O livro tem quase trinta anos mas a história, essa, permanece bastante actual nos dias de hoje, ainda que muitos dos comportamentos entre sexos se tenham, felizmente, alterado. “Uma feliz catástrofe” (Kalandraka, 2014), escrito por Adela Turin no ano de 1975, conta a história da família Ratão, que morava «num modesto buraco entre a cozinha e os arrumos de uma casa burguesa numa bonita zona da cidade.»
Patriarcal dos sete costados, a família era composta por 10 elementos: o Sr Ratão, um «rato muito elegante, orgulhoso do seu grande bigode e da sua voz retumbante»; a senhora Florentina Ratão, «modesta e dócil», que «tinha sempre a casa limpa e perfeitamente arrumada»; os filhos Teddy e Toby a as filhas Nacy, Nora, Nelly, Nutsy, Nanette e Nina, sempre «todos bem escovados e alimentados.»
Os dias em casa da família Ratão eram marcados pela rotina, pode até dizer-se por uma cinzenta monotonia, que agradava, sobretudo, ao senhor Ratão: Florentina cozinhava de acordo com os caprichos e vontades do marido, tendo ainda de lavar a louça cuidando de não fazer barulho com os testos das panelas; a sede de aventura dos filhos era apenas alimentada pelas histórias que o pai lhes contava, onde este último surgia como a personagem principal e única; o senhor Ratão era deixado em paz quando chegava do trabalho, entregue ao jornal, às pantufas, às notícias da rádio e ao sossego, na companhia de um aperitivo e de um cigarro.

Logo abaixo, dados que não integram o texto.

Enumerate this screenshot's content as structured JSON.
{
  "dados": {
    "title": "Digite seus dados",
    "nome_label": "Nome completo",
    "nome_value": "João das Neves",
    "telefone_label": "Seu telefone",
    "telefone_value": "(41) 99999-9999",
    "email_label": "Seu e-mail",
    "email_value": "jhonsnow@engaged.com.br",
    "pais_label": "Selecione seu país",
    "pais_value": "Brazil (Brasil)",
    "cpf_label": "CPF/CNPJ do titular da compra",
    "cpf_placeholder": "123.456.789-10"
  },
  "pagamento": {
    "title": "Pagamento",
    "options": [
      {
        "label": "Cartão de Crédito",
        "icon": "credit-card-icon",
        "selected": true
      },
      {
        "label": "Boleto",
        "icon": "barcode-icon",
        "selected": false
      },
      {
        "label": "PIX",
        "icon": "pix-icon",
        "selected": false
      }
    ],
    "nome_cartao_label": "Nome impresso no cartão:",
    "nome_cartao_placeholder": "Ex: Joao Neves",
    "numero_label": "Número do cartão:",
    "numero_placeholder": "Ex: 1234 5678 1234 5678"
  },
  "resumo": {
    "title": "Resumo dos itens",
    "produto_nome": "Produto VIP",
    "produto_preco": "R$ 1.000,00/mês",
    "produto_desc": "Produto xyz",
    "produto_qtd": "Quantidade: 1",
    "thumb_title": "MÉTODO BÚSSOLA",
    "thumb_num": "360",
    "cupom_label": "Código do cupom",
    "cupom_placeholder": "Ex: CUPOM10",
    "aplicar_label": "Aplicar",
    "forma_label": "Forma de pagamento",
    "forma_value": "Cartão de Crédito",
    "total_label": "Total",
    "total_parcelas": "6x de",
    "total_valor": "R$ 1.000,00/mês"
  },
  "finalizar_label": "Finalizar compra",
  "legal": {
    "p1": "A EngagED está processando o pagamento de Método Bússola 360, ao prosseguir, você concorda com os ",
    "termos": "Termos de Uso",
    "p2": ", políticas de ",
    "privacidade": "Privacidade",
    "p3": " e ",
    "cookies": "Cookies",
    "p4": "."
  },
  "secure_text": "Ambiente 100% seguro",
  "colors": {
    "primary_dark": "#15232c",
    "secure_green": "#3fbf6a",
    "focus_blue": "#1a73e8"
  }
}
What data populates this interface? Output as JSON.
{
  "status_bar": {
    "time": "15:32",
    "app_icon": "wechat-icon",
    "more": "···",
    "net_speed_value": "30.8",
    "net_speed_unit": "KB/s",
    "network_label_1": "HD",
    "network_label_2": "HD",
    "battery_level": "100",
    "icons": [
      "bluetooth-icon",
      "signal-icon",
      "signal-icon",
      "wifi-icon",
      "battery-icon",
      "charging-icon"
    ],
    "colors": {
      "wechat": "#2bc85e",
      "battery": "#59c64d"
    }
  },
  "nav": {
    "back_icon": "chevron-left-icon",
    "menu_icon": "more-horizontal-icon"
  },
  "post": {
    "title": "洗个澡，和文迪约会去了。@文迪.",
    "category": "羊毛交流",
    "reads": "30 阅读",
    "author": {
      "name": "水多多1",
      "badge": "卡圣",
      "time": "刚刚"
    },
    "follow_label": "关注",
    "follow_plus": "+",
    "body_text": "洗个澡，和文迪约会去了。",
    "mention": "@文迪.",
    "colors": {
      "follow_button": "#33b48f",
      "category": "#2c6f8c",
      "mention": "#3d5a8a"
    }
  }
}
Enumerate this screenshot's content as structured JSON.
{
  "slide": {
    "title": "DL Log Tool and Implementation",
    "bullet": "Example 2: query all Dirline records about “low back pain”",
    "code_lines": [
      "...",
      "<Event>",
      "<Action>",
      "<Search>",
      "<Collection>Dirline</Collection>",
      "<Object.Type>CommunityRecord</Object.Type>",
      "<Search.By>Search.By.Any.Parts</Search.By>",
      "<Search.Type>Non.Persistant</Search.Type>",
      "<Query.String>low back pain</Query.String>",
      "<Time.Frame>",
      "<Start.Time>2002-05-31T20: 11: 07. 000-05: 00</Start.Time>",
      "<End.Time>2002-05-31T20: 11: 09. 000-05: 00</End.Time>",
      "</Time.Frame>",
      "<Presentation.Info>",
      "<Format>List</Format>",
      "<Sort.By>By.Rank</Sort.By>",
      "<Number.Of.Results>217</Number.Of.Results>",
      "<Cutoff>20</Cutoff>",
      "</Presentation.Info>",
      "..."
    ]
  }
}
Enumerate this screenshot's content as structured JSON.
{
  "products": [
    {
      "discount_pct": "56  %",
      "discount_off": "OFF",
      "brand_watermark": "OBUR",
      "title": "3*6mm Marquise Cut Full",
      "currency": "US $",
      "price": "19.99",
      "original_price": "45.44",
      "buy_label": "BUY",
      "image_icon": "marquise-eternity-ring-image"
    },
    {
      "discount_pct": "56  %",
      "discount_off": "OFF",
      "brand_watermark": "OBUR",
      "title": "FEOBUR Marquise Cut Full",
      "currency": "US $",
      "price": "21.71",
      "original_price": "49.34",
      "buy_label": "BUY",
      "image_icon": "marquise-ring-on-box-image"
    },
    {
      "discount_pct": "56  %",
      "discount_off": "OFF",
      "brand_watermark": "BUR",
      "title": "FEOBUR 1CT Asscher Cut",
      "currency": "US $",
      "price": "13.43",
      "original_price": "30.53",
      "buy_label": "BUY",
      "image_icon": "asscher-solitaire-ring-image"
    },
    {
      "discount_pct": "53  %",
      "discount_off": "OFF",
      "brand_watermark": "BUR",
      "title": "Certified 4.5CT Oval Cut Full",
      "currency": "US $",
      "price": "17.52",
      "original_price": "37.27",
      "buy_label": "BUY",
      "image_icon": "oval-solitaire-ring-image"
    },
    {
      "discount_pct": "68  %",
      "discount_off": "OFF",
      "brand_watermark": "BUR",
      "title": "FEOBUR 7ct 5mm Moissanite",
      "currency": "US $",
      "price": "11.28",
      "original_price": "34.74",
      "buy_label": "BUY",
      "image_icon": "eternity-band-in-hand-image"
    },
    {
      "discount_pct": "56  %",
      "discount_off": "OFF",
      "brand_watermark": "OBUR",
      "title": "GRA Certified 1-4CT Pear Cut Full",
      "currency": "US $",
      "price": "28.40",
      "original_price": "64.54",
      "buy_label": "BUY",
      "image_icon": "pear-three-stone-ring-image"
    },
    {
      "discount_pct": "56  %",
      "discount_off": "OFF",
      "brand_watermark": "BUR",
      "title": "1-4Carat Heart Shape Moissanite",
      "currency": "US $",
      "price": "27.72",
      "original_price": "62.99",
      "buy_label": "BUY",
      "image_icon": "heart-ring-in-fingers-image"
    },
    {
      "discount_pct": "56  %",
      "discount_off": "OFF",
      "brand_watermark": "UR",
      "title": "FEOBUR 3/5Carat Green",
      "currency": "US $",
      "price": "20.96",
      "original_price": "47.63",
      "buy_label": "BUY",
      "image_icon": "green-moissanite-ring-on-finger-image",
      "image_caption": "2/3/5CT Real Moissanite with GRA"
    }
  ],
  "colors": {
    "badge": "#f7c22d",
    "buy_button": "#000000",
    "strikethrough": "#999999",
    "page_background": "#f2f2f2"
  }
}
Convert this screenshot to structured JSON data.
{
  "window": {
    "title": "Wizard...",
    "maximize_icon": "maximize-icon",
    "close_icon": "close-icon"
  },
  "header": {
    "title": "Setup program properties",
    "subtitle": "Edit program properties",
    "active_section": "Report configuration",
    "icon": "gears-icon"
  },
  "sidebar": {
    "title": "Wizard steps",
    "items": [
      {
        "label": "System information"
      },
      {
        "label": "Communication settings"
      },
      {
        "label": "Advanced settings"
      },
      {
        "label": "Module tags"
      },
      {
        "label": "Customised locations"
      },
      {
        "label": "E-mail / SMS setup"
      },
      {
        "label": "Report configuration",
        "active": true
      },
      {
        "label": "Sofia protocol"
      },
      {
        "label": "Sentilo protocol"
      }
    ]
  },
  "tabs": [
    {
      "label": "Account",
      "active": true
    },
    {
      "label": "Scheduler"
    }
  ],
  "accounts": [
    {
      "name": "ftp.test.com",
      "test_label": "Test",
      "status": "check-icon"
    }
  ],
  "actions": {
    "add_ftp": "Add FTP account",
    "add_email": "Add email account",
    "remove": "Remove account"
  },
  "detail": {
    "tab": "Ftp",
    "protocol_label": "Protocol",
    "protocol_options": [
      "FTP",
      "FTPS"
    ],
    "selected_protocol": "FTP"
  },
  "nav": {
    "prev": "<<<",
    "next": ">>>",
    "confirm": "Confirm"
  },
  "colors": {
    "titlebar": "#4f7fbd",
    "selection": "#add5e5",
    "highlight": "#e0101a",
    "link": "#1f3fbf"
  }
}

Porém, num dia que tinha acordado com as cores da normalidade, tudo mudou com a chegada de uma catástrofe, que fez com que um mar de água entrasse pelo buraco adentro, transformando em pedaços aquilo a que se tinham habituado a chamar de lar. Com o pai no trabalho, cabe à senhora Florentina organizar sozinha a salvação de todos os seus oito filhos, refugiando-se na gaveta de um velho armário abandonado no sótão. Nessa noite, quando chega a casa, o senhor Ratão percebe que algo mudou e, provavelmente, para sempre. E que, muito estranhamente, a mudança poderá ter sido para melhor.
Mais do que um alerta sobre a desigualdade, “Uma catástrofe feliz” é um livro que acredita e impele à mudança, mostrando que a felicidade, numa família, só será possível quando todos tiverem espaço para viver as suas próprias aventuras, partilhando tarefas e histórias, cânticos e silêncios, alegrias e tristezas. Tudo isto perfumado com as ilustrações muito coloridas de Nella Bosnia, que captam na perfeição toda a dinâmica de uma família numerosa.